PIERRE, S.D. | The South Dakota Legislature voted Monday to approve rules governing the use of lakes on private land for recreation, and Gov. Dennis Daugaard signed the bill into law.
The House and Senate both exceeded the two-thirds support required to pass the bill after disagreeing over whether it should expire in July 2021 or June 2018, the time frame that ultimately ended up in the bill.
The issue has long vexed landowners and outdoor enthusiasts.
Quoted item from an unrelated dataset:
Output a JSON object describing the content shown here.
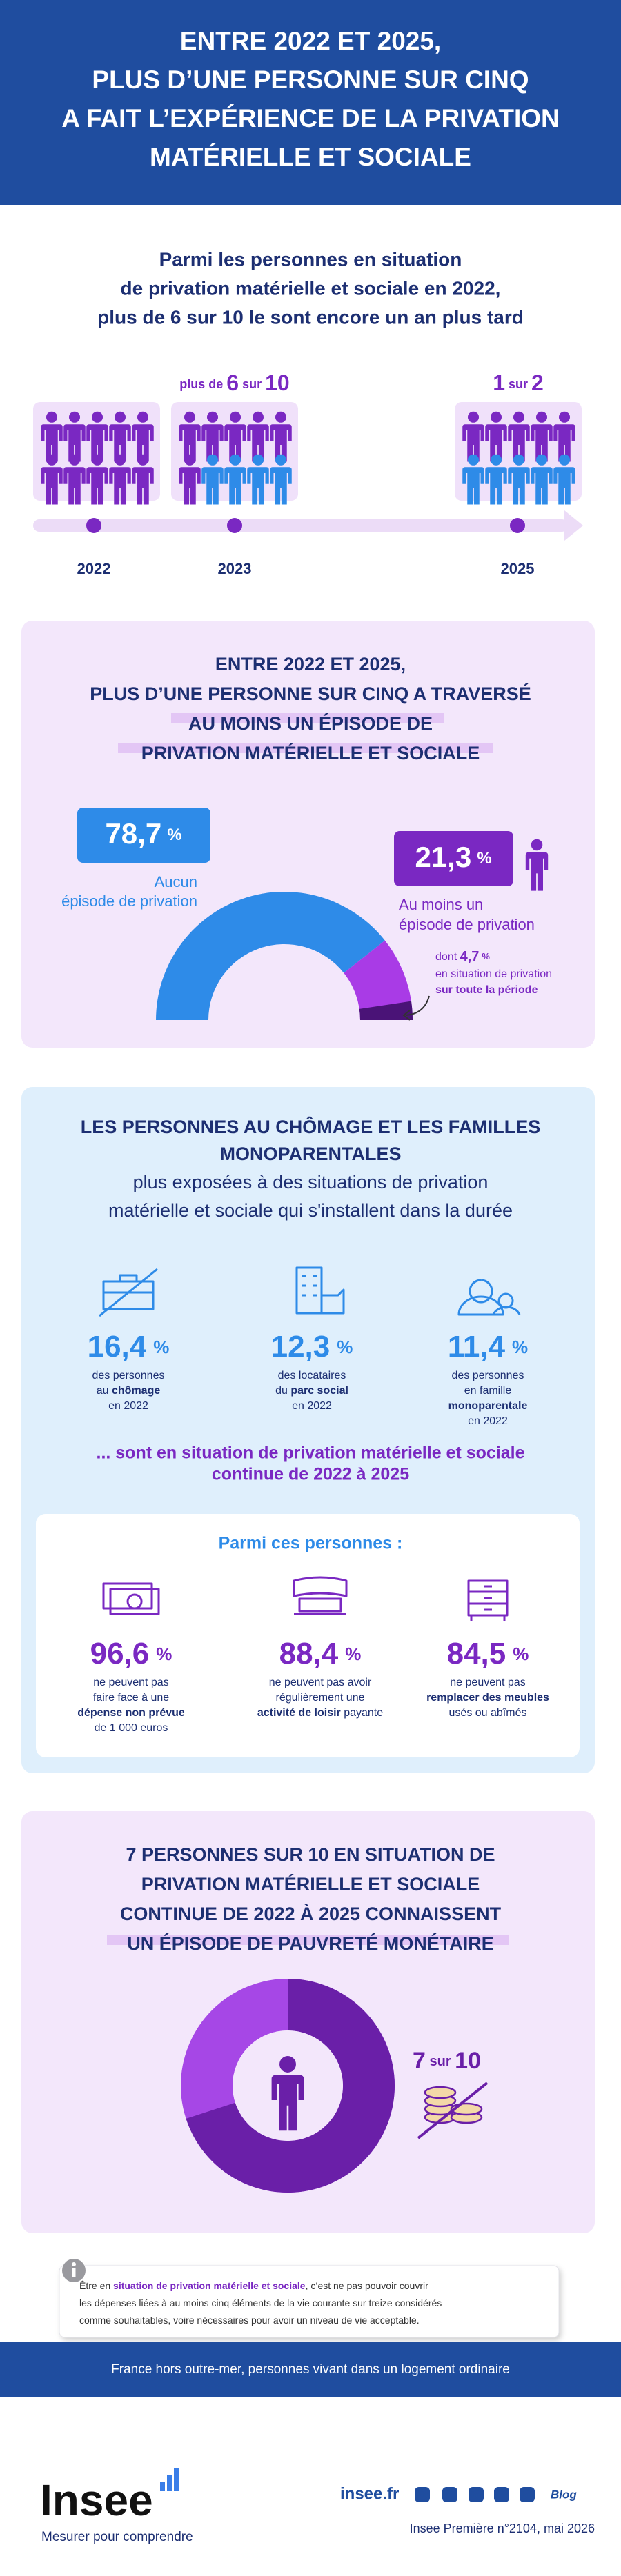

Daugaard on Monday had urged state lawmakers to support the measure during the special legislative session, saying he would sign the bill that day if it passed.
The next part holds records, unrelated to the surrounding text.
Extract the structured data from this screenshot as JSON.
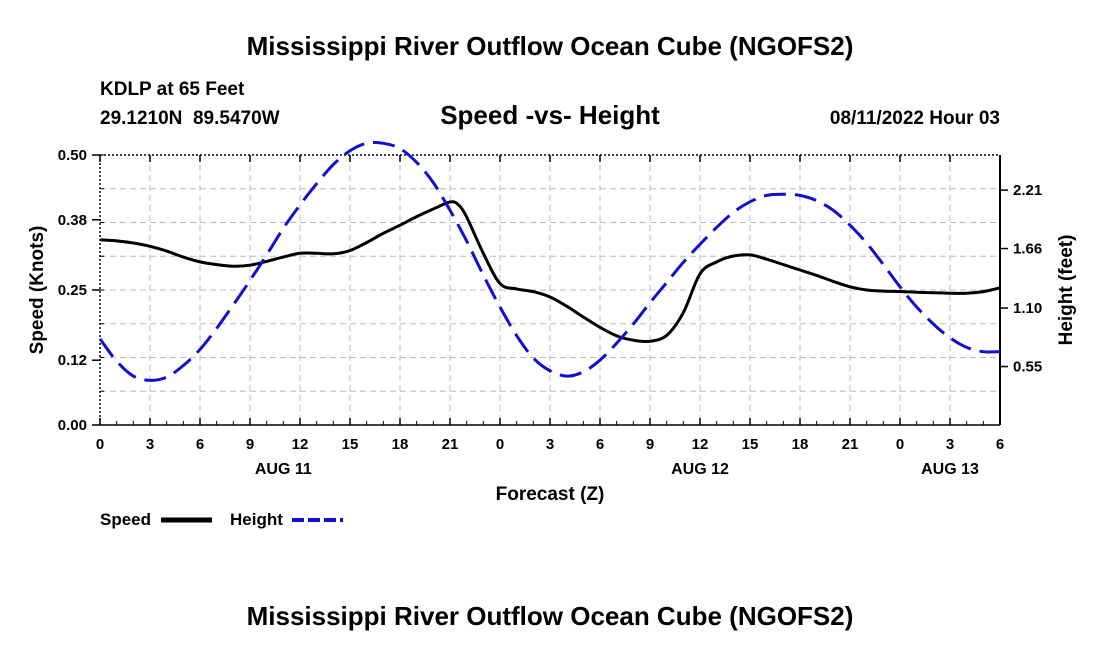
{
  "header": {
    "title": "Mississippi River Outflow Ocean Cube (NGOFS2)",
    "station": "KDLP at 65 Feet",
    "coords": "29.1210N  89.5470W",
    "subtitle": "Speed -vs- Height",
    "datetime": "08/11/2022 Hour 03"
  },
  "footer": {
    "title": "Mississippi River Outflow Ocean Cube (NGOFS2)"
  },
  "legend": {
    "speed_label": "Speed",
    "height_label": "Height"
  },
  "chart_data": {
    "type": "line",
    "xlabel": "Forecast (Z)",
    "ylabel_left": "Speed (Knots)",
    "ylabel_right": "Height (feet)",
    "x_range_hours": [
      0,
      54
    ],
    "x_tick_labels": [
      "0",
      "3",
      "6",
      "9",
      "12",
      "15",
      "18",
      "21",
      "0",
      "3",
      "6",
      "9",
      "12",
      "15",
      "18",
      "21",
      "0",
      "3",
      "6"
    ],
    "date_labels": [
      {
        "label": "AUG 11",
        "hour": 11
      },
      {
        "label": "AUG 12",
        "hour": 36
      },
      {
        "label": "AUG 13",
        "hour": 51
      }
    ],
    "left_axis": {
      "min": 0,
      "max": 0.5,
      "ticks": [
        0.0,
        0.12,
        0.25,
        0.38,
        0.5
      ],
      "tick_labels": [
        "0.00",
        "0.12",
        "0.25",
        "0.38",
        "0.50"
      ]
    },
    "right_axis": {
      "min": 0.0,
      "max": 2.54,
      "ticks": [
        0.55,
        1.1,
        1.66,
        2.21
      ],
      "tick_labels": [
        "0.55",
        "1.10",
        "1.66",
        "2.21"
      ]
    },
    "grid": true,
    "series": [
      {
        "name": "Speed",
        "axis": "left",
        "color": "#000000",
        "style": "solid",
        "x": [
          0,
          1,
          2,
          3,
          4,
          5,
          6,
          7,
          8,
          9,
          10,
          11,
          12,
          13,
          14,
          15,
          16,
          17,
          18,
          19,
          20,
          21,
          21.5,
          22,
          23,
          24,
          25,
          26,
          27,
          28,
          29,
          30,
          31,
          32,
          33,
          34,
          35,
          36,
          37,
          38,
          39,
          40,
          41,
          42,
          43,
          44,
          45,
          46,
          47,
          48,
          49,
          50,
          51,
          52,
          53,
          54
        ],
        "values": [
          0.343,
          0.341,
          0.337,
          0.331,
          0.322,
          0.311,
          0.302,
          0.297,
          0.294,
          0.296,
          0.303,
          0.311,
          0.318,
          0.318,
          0.317,
          0.323,
          0.338,
          0.355,
          0.37,
          0.386,
          0.4,
          0.413,
          0.408,
          0.385,
          0.318,
          0.262,
          0.252,
          0.247,
          0.237,
          0.22,
          0.2,
          0.181,
          0.165,
          0.157,
          0.155,
          0.166,
          0.208,
          0.28,
          0.302,
          0.313,
          0.315,
          0.307,
          0.297,
          0.287,
          0.277,
          0.266,
          0.256,
          0.25,
          0.248,
          0.247,
          0.246,
          0.245,
          0.244,
          0.244,
          0.247,
          0.254
        ]
      },
      {
        "name": "Height",
        "axis": "right",
        "color": "#1010cc",
        "style": "dashed",
        "x": [
          0,
          1,
          2,
          3,
          4,
          5,
          6,
          7,
          8,
          9,
          10,
          11,
          12,
          13,
          14,
          15,
          16,
          17,
          18,
          19,
          20,
          21,
          22,
          23,
          24,
          25,
          26,
          27,
          28,
          29,
          30,
          31,
          32,
          33,
          34,
          35,
          36,
          37,
          38,
          39,
          40,
          41,
          42,
          43,
          44,
          45,
          46,
          47,
          48,
          49,
          50,
          51,
          52,
          53,
          54
        ],
        "values": [
          0.81,
          0.6,
          0.46,
          0.42,
          0.45,
          0.56,
          0.71,
          0.91,
          1.13,
          1.36,
          1.6,
          1.85,
          2.07,
          2.27,
          2.45,
          2.58,
          2.65,
          2.65,
          2.6,
          2.47,
          2.28,
          2.02,
          1.73,
          1.41,
          1.11,
          0.84,
          0.63,
          0.51,
          0.46,
          0.5,
          0.61,
          0.77,
          0.95,
          1.15,
          1.34,
          1.53,
          1.7,
          1.86,
          2.0,
          2.1,
          2.16,
          2.17,
          2.16,
          2.11,
          2.02,
          1.88,
          1.71,
          1.51,
          1.3,
          1.11,
          0.95,
          0.82,
          0.73,
          0.69,
          0.69
        ]
      }
    ]
  }
}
"It took much work, and a great deal of compromise, but this is a good policy," the Republican governor said during an address to the Legislature.
Later, he said signing the bill opens up tens of thousands of acres of waters to public recreation while also respecting the property rights of landowners.
State officials intervened after a South Dakota Supreme Court ruling in March that said the Legislature must decide the extent the public can use so-called nonmeandered waters on private land for recreation. Since the decision, the South Dakota Game, Fish & Parks Department has limited access to infrastructure on more than 20 lakes in the state.
Lawmakers convened a study committee that endorsed the legislation.
The study committee's proposal called for restoring access to nearly 30 lakes for public recreation hampered after the high court ruling. The bill also specifies that other lakes on private property are open for recreational use unless a landowner installs signs or buoys saying an area is closed, though property owners could still grant permission to use the water. The measure bars them from being paid for allowing fishing.
Under the bill, GF&P will be able to negotiate with landowners to open access to such lakes for recreation. With Daugaard's signature, the bill takes effect immediately.
Daugaard called the lakes an "economic engine," saying their closure has hurt small-town businesses. There are thousands of nonmeandered lakes in South Dakota, but only roughly 90 have had fishing, according to GF&P.
House Majority Leader Lee Qualm, a bill supporter, said lawmakers need to get lakes back open and give landowners respect.
The gathering was South Dakota's 26th special legislative session. Previously, the most recent was in 2011 for legislative redistricting.